In recent days, however, China has made clear that some national security concerns of its own, along with dictator Xi Jinping’s determination to bring these gigantic, highly advanced organizations closer to heel, were now outweighing the prospect of continuing to attract more oceans of U.S. and other global investment. Just two days after ride-sharing giant Didi Chuxing raised a record $4.4 billion in a June 30 Wall Street debut, Beijing’s internet regulators ordered it to stop signing up users. This past Monday, China ordered that its app be removed from Chinese app stores (as recounted here).  The announced justifications: the need both to protect national security, and users’ personal data. 

But since China’s leaders are not exactly known as champions of personal privacy, the former was surely the real reason, along with the desire to reassert control. Last weekend, in messages presumably endorsed and even placed by Chinese authorities on the Twitter-like platform Weibo, Didi was actually accused of transferring the data it collected overseas.
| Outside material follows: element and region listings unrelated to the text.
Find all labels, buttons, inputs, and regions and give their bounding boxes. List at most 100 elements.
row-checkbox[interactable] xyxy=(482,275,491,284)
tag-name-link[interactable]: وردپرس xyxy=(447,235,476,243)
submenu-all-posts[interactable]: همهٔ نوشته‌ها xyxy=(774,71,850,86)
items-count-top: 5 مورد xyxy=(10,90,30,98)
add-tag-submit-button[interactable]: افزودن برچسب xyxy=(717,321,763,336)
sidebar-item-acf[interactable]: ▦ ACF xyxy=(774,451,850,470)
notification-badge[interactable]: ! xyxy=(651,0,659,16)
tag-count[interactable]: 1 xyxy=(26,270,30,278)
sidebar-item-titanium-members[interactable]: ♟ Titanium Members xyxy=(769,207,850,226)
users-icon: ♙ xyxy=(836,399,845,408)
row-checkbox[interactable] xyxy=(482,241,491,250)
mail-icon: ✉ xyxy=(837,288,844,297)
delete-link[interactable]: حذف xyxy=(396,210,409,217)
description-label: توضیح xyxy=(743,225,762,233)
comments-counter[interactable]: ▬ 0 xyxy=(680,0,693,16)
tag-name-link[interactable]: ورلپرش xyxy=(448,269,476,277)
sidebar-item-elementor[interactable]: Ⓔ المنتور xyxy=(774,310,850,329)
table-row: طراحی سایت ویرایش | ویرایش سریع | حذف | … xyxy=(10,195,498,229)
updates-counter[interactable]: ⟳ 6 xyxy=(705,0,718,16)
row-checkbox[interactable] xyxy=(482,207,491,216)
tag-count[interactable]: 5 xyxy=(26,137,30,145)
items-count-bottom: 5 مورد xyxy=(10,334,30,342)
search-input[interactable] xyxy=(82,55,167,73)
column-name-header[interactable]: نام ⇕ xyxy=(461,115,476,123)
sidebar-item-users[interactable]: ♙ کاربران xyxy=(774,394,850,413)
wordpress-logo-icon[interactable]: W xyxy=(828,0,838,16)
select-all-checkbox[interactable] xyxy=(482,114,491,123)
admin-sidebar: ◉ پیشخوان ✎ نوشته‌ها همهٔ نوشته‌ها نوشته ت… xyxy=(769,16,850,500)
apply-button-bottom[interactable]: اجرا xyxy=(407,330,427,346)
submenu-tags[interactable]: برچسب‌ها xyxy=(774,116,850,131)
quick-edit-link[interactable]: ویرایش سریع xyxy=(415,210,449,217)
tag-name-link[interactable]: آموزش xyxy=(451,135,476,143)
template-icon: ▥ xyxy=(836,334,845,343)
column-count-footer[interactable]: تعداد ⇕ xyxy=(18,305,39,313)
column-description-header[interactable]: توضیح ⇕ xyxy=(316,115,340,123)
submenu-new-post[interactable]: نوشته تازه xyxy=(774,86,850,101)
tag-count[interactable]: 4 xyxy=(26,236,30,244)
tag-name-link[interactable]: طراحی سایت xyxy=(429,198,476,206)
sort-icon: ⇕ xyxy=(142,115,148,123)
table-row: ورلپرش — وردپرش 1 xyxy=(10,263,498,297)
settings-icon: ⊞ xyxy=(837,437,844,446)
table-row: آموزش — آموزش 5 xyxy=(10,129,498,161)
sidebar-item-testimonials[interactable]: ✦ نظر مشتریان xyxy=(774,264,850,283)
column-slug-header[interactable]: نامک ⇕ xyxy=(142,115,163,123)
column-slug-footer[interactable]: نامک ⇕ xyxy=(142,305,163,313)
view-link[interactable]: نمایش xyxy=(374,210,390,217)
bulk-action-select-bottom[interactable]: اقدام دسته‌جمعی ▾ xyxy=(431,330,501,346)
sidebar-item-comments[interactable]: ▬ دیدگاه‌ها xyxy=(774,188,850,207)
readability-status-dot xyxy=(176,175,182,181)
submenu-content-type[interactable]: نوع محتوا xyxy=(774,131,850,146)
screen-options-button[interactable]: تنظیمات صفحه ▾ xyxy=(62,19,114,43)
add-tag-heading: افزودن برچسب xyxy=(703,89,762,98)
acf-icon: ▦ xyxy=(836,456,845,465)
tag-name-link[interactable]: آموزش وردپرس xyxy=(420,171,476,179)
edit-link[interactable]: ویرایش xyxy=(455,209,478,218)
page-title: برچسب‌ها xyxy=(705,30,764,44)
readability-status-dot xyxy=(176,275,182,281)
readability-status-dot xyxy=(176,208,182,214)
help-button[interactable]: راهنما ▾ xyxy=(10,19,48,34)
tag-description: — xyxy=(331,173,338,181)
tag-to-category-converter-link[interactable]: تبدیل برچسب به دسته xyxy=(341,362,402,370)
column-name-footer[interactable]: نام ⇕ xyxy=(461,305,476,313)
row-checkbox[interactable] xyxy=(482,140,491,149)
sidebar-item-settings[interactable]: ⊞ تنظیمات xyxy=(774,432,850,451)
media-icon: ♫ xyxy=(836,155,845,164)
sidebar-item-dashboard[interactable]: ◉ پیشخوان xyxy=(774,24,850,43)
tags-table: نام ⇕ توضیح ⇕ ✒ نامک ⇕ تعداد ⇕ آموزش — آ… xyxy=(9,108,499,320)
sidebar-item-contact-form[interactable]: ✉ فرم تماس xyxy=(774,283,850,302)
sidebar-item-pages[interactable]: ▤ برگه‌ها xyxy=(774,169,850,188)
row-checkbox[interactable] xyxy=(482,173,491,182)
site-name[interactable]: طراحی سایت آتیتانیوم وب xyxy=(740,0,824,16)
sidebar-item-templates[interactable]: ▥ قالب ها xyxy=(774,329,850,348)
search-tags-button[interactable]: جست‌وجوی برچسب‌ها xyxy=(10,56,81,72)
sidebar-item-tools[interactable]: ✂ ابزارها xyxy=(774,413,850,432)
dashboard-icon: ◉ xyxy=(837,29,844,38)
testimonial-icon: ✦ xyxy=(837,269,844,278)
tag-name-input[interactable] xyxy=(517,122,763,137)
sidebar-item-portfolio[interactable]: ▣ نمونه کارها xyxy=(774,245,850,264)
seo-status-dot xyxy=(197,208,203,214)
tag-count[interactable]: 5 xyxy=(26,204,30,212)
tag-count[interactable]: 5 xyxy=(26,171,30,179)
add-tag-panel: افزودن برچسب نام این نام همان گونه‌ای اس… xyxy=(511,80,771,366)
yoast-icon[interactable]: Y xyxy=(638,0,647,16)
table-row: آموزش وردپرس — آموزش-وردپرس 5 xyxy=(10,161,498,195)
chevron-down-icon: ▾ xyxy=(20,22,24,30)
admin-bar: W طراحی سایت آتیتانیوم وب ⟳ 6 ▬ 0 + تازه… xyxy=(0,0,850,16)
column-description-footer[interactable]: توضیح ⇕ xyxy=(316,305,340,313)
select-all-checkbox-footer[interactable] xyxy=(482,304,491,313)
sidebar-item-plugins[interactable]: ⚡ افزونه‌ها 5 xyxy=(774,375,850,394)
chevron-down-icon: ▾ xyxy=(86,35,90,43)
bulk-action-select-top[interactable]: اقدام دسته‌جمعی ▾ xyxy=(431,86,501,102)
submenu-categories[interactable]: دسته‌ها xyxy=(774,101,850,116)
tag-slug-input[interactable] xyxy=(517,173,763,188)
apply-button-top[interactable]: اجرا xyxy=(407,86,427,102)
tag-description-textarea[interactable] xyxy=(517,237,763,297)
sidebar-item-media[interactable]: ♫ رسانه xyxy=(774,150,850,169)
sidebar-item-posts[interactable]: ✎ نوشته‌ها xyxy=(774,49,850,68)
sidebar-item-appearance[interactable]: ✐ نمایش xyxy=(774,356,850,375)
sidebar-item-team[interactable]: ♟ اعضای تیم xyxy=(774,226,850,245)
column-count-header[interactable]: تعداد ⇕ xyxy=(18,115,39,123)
Since then, moreover, the crackdown has gone beyond Didi. On Monday, China also announced a cyber-security review of two entities also listed in U.S. markets, and The Wall Street Journal reported that Chinese regulators had suggested that Didi postpone its IPO. The following day, Beijing “issued a sweeping warning to its biggest companies, vowing to tighten oversight of data security and overseas listings just days after Didi Global Inc.’s contentious decision to go public in the U.S.”

This news, along with the beatings taken by the share prices of these U.S. listed companies and major counterparts in trading worldwide, have prompted widespread speculation that the Chinese IPO wave in American finance is over, a least for the time being. And almost right on cue, reportedly today a Chinese entity decided to drop its own U.S. IPO plans because of Beijing’s new stance. 

Wall Street of course isn’t happy – huge underwriting and trading fees stand to be lostBut China’s evident change of priorities represents a golden opportunity for U.S. leaders to jump in and lend a helping hand. They should make the regulatory moves needed to keep Chinese entities out of U.S. markets for good going forward, and speed up efforts to kick out those remaining. And as is not the case with other decoupling policies, American officials seemingly can be certain that China’s powerful flunkies in the Washington, D.C. swamp won’t be trying to gum up the works.